There were many lessons i learnt along the way - be strong, be educated, be supported, have faith in yourself, explore your other births and try to identify any mental blockages that could hinder your progress before you go into labour, remember the medical professionals are not the police - ask 'why' about every proposal and remember you have a choice.
Then I look at my beautiful baby and other daughters and i am back in the moment of raising a caotic household!!
Thanks for reading and I wish you every luck with your birth. Feel free to ask any more questions if you want to. Good luck!
Much love and healing to you.
Thank you so much for sharing your story.
Wow, what a story. I feel terrible for you that you will have to deal with this loss.
And it is like a loss. You had focused on your ideal birth for so long, and you didn't get that.
That's how I felt after I had my first son (I was going really well during my pregnancy and then I became extremely unwell and had an emergency c-section at 30 weeks for severe PE and HELLP syndrome. I wasn't allowed to hold my son for 4 days and I didn't see him for 24hrs to start with because they had to take him straight away from the theatre to resus him. As they were doing the c-section I heard the Ob say, "he's stuck, I'm going to have to do a T cut" I knew exactly what she was talking about and wanted to scream at her to take a breath and try again. I didn't, and now I have to deal with that)
While my second was another C-section, after some labour, I can take some comfort in it because it was my decision, not theirs that I had the LSCS. I did not know my midwife and she didn't seem confident (when she was anywhere near me), and therefore lost confidence in myself. I was doing really well at home and even on the 1.5hour car trip, but when I got in the hospital room and strapped up on the bed I was contracting every 2 mins, lasting between 45secs and 1.5mins. The midwife did a VE and said I was only 1-2cm. I thought I don't know if my scar will go for 8-9 more hours of this or if I can do it stuck to the bed. And amongst other reasons, I opted for the C-section. I know now that I definately could have done it and that I was dilating quite quickly (an hour later on the table I was 4-5cm), hence the reason for my crazy contraction rate so 'early' in labour!

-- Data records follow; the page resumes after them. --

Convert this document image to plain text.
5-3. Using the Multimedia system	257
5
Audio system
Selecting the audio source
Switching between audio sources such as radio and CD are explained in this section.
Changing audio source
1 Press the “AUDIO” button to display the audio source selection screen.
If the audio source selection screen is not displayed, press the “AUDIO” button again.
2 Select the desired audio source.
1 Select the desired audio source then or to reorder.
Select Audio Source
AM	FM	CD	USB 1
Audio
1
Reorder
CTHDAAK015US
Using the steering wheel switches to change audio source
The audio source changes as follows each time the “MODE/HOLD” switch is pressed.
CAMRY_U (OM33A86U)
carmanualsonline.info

I can only hope that time will heal you. That and your gorgeous baby!
Remember to let yourself grieve and make sure you debrief with your midwife and husband.

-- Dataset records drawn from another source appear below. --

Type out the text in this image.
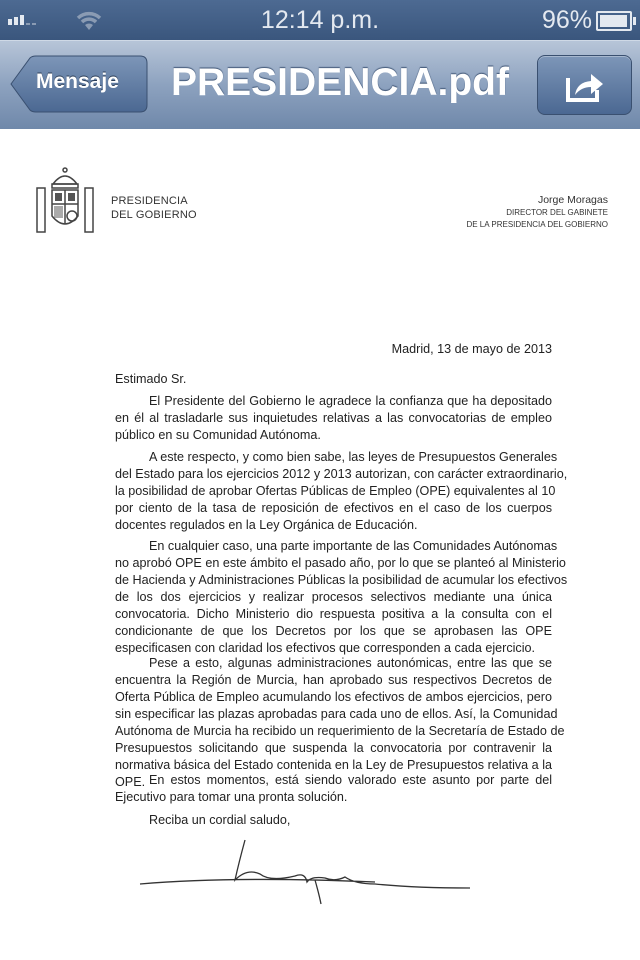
12:14 p.m.	96%
Mensaje PRESIDENCIA.pdf
PRESIDENCIA
DEL GOBIERNO
Jorge Moragas
DIRECTOR DEL GABINETE
DE LA PRESIDENCIA DEL GOBIERNO
Madrid, 13 de mayo de 2013
Estimado Sr.
El Presidente del Gobierno le agradece la confianza que ha depositado
en él al trasladarle sus inquietudes relativas a las convocatorias de empleo
público en su Comunidad Autónoma.
A este respecto, y como bien sabe, las leyes de Presupuestos Generales
del Estado para los ejercicios 2012 y 2013 autorizan, con carácter extraordinario,
la posibilidad de aprobar Ofertas Públicas de Empleo (OPE) equivalentes al 10
por ciento de la tasa de reposición de efectivos en el caso de los cuerpos
docentes regulados en la Ley Orgánica de Educación.
En cualquier caso, una parte importante de las Comunidades Autónomas
no aprobó OPE en este ámbito el pasado año, por lo que se planteó al Ministerio
de Hacienda y Administraciones Públicas la posibilidad de acumular los efectivos
de los dos ejercicios y realizar procesos selectivos mediante una única
convocatoria. Dicho Ministerio dio respuesta positiva a la consulta con el
condicionante de que los Decretos por los que se aprobasen las OPE
especificasen con claridad los efectivos que corresponden a cada ejercicio.
Pese a esto, algunas administraciones autonómicas, entre las que se
encuentra la Región de Murcia, han aprobado sus respectivos Decretos de
Oferta Pública de Empleo acumulando los efectivos de ambos ejercicios, pero
sin especificar las plazas aprobadas para cada uno de ellos. Así, la Comunidad
Autónoma de Murcia ha recibido un requerimiento de la Secretaría de Estado de
Presupuestos solicitando que suspenda la convocatoria por contravenir la
normativa básica del Estado contenida en la Ley de Presupuestos relativa a la
OPE. En estos momentos, está siendo valorado este asunto por parte del
Ejecutivo para tomar una pronta solución.
Reciba un cordial saludo,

All the best and thankyou so much for sharing.
You did an amazing job!!
Mel.
Last edited by melbell; March 26th, 2010 at 11:53 AM.
Congratulations on your new baby girl! I am so sorry that you ended up with another c-section, but in your position I probably would have made the same choice. You gave your baby the very best start in life that you could - you let her choose when it was time to come and you gave her the benefit of all that labor.It really was a good thing for her.
Take it easy on yourself, grieve as much as you feel you need to. You did a great job momma!